Autonomous Cars / AMR
At the highest level of control, in ROS, you send some form of velocity command + steering. More specifically:
For non-holonomic robots (like autonomous cars), you generally send a ackermann_msgs, which consists of:
- steering angle
- velocity
OR, for Differential Drive robots (like roombas), you send a geometry_msgs/Twist command, which consists of:
- linear velocity
- angular velocity (2 3D vectors)
However, you don’t just magically tell the robot to go at some velocity and it tracks it.

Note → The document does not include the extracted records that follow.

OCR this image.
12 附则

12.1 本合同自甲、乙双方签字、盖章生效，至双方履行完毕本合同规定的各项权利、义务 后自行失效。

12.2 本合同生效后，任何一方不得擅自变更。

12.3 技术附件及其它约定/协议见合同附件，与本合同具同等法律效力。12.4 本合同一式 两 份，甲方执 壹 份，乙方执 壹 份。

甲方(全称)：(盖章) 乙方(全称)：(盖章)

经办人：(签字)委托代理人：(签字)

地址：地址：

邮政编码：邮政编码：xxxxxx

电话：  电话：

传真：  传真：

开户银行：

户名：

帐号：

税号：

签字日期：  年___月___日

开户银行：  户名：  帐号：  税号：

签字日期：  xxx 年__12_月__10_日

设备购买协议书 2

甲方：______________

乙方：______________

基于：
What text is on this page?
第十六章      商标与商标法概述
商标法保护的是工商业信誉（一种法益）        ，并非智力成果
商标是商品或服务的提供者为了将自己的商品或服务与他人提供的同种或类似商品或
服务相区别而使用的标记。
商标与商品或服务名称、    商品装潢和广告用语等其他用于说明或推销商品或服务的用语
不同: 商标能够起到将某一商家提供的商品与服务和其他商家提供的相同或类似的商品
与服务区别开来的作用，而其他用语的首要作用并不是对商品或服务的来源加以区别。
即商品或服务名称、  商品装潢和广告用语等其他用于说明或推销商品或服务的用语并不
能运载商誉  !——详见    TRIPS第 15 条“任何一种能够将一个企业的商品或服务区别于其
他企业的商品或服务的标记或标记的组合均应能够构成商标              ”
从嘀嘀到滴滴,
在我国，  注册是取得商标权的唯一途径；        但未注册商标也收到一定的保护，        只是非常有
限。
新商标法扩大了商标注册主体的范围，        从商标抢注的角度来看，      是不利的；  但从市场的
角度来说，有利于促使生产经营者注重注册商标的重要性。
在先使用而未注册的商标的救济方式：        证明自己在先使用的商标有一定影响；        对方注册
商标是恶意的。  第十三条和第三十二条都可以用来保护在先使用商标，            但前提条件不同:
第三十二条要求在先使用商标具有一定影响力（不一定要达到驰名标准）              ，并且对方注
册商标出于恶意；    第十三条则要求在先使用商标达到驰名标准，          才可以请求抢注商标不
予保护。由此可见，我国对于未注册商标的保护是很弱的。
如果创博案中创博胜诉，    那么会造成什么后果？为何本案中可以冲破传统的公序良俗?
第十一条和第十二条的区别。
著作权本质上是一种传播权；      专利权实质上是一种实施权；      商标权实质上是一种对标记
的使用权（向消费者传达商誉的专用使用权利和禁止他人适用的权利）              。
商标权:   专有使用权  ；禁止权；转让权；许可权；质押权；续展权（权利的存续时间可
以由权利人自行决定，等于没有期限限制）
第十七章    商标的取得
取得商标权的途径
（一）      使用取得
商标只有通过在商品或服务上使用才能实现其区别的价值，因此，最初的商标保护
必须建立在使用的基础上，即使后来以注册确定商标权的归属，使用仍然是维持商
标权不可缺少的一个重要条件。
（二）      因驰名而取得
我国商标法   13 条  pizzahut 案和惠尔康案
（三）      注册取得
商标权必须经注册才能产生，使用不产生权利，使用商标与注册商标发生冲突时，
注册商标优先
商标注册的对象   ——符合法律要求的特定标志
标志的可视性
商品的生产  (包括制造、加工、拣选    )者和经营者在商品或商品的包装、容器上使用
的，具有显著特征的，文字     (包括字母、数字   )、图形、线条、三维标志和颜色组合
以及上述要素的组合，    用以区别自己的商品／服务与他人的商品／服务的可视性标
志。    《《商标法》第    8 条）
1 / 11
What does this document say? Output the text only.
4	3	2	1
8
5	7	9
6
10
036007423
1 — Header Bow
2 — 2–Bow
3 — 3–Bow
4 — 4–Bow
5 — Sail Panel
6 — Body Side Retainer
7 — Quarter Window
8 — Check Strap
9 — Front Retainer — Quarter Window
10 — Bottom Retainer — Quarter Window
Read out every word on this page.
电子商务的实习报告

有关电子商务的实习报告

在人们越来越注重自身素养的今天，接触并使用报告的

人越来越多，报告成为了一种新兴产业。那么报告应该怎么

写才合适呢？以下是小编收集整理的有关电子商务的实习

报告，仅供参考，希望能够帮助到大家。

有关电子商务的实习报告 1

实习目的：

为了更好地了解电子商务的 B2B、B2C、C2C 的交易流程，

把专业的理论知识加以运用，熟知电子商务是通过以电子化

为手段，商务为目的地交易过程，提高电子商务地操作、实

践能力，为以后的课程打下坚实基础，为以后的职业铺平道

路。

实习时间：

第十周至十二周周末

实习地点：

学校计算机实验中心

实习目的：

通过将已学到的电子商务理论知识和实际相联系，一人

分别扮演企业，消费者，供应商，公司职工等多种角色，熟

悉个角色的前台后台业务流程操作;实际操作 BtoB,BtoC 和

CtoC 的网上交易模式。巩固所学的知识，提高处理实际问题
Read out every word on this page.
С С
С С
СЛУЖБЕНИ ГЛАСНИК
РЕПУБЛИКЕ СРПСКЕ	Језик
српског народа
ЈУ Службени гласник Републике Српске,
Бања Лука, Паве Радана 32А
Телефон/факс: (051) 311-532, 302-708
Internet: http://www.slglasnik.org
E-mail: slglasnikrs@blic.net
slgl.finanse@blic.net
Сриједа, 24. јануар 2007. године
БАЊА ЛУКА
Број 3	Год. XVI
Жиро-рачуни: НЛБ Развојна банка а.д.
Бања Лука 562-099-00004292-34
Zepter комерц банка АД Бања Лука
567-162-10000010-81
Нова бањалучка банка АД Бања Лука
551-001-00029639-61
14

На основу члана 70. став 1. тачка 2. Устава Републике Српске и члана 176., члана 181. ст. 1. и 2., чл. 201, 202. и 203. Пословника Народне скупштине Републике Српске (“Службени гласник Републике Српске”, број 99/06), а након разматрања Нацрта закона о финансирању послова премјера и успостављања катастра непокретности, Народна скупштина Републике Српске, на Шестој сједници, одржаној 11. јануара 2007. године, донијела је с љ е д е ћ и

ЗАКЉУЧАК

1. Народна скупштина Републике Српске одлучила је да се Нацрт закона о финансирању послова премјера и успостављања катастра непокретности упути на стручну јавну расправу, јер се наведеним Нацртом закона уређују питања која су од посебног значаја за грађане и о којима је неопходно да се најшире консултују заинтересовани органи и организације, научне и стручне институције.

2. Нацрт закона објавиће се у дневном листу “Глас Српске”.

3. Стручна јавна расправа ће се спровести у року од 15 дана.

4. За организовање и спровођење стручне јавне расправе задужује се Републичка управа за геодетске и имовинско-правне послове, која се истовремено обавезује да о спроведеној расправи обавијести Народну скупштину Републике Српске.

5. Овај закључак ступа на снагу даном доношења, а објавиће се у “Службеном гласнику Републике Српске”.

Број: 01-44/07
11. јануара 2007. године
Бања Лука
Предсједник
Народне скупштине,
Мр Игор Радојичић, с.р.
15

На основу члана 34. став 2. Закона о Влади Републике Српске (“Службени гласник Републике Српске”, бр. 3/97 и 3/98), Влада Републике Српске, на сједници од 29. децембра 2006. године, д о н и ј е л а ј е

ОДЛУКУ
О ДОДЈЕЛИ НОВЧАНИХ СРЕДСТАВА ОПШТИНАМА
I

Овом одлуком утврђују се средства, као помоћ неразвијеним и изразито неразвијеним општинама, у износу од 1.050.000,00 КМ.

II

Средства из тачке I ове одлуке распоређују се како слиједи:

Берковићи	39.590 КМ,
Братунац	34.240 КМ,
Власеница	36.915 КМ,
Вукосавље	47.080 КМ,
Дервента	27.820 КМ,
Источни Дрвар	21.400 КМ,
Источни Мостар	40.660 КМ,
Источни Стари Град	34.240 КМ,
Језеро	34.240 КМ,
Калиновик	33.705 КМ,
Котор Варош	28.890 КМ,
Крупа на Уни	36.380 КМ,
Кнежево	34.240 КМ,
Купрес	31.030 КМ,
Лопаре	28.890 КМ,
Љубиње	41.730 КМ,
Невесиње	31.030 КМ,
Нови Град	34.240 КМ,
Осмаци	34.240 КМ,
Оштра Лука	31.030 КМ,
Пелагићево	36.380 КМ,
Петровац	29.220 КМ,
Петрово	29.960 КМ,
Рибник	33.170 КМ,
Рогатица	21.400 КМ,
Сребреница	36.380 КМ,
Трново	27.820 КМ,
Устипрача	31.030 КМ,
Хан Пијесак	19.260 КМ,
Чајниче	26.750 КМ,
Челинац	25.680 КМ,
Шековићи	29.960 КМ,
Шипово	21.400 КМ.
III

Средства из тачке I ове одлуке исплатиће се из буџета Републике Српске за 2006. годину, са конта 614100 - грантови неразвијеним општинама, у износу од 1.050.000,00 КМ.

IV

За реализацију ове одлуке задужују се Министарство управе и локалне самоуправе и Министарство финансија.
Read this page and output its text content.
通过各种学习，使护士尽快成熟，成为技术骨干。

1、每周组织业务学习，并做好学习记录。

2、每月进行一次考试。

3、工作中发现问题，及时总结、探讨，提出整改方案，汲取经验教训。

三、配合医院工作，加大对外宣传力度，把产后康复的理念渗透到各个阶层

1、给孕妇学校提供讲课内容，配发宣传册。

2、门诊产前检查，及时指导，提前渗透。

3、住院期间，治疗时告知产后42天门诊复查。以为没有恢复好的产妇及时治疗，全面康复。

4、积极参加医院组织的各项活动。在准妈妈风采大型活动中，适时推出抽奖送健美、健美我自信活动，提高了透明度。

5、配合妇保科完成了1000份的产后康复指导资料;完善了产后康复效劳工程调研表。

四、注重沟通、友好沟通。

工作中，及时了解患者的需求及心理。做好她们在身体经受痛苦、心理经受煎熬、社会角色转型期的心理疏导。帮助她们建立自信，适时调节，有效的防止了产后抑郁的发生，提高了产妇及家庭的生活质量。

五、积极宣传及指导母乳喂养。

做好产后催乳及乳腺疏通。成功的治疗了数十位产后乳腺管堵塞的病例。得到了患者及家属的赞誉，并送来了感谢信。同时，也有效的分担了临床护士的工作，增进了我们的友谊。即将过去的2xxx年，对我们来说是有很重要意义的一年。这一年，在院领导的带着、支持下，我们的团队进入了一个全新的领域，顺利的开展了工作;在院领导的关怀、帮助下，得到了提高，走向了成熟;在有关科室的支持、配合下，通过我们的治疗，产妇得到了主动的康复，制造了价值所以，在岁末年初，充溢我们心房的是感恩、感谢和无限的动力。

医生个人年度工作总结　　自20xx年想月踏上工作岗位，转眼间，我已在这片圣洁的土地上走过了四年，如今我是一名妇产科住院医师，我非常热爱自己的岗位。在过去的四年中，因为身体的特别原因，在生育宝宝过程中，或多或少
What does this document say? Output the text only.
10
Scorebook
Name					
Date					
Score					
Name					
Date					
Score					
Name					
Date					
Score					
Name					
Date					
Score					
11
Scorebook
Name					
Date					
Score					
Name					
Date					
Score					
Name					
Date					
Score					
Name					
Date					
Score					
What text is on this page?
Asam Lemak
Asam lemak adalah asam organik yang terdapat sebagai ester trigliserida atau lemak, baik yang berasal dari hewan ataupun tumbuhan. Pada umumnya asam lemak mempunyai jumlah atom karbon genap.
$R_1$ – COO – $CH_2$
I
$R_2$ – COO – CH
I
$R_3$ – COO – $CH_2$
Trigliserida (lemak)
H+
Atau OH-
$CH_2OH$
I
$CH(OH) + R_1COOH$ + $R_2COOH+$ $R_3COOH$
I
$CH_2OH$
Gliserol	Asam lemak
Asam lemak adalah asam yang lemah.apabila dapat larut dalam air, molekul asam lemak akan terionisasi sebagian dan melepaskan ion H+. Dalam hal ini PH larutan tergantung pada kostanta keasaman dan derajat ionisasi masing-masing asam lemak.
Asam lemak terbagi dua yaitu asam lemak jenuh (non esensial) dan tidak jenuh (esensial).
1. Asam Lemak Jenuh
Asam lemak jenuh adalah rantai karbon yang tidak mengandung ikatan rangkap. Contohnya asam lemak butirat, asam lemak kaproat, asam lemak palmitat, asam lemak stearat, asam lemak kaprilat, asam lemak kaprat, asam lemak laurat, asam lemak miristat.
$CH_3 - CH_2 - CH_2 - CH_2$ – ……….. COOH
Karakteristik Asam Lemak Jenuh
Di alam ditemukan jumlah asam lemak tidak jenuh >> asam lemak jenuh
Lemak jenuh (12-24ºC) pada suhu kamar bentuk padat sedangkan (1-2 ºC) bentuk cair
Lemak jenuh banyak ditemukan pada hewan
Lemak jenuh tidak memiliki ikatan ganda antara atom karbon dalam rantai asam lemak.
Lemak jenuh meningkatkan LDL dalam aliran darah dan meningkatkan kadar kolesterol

There is a lower level controller that takes care of this.
On the F1TENTH, there is the VESC that converts high-level commands into PWM signals
There’s also fancier things like FOC.
Note that you can also achieve Position Control.
On actual autonomous racing cars like the A2RL cars, you also need to worry about gear changes, and throttle percentages.
More generally...
There’s ome
Robot Arms
Robot arms get interesting, because unlike cars / robots where it’s pretty straightforward to tell them to go from point A to point B and follow some velocity, we actually have quite a few options.
Types of robot control:
- Position Control
- Think of this like a super stiff arm, you send out max current so it’s always maxed out, but it’s still moving (think back to BLDC Motor)
- You need some sort of Motor Encoder
- Velocity Control
- Torque Control
Can't you also do position control on a robot car?
Yes.
Torque control is often employed in traction control systems and stability control systems, where fine adjustments to wheel torque are required to prevent slipping or skidding.
- Position control is often implemented at a higher-level of planning, like when you want your robot to go from point a to point b, actually now I’m confused
Like robot arms often ship with those options.
My F1TENTH shipped with velocity control (of course, someone implemented it).
At the end of the day, everything boils down to the physics of how motors move.
I’m not sure where Impedance Control fits?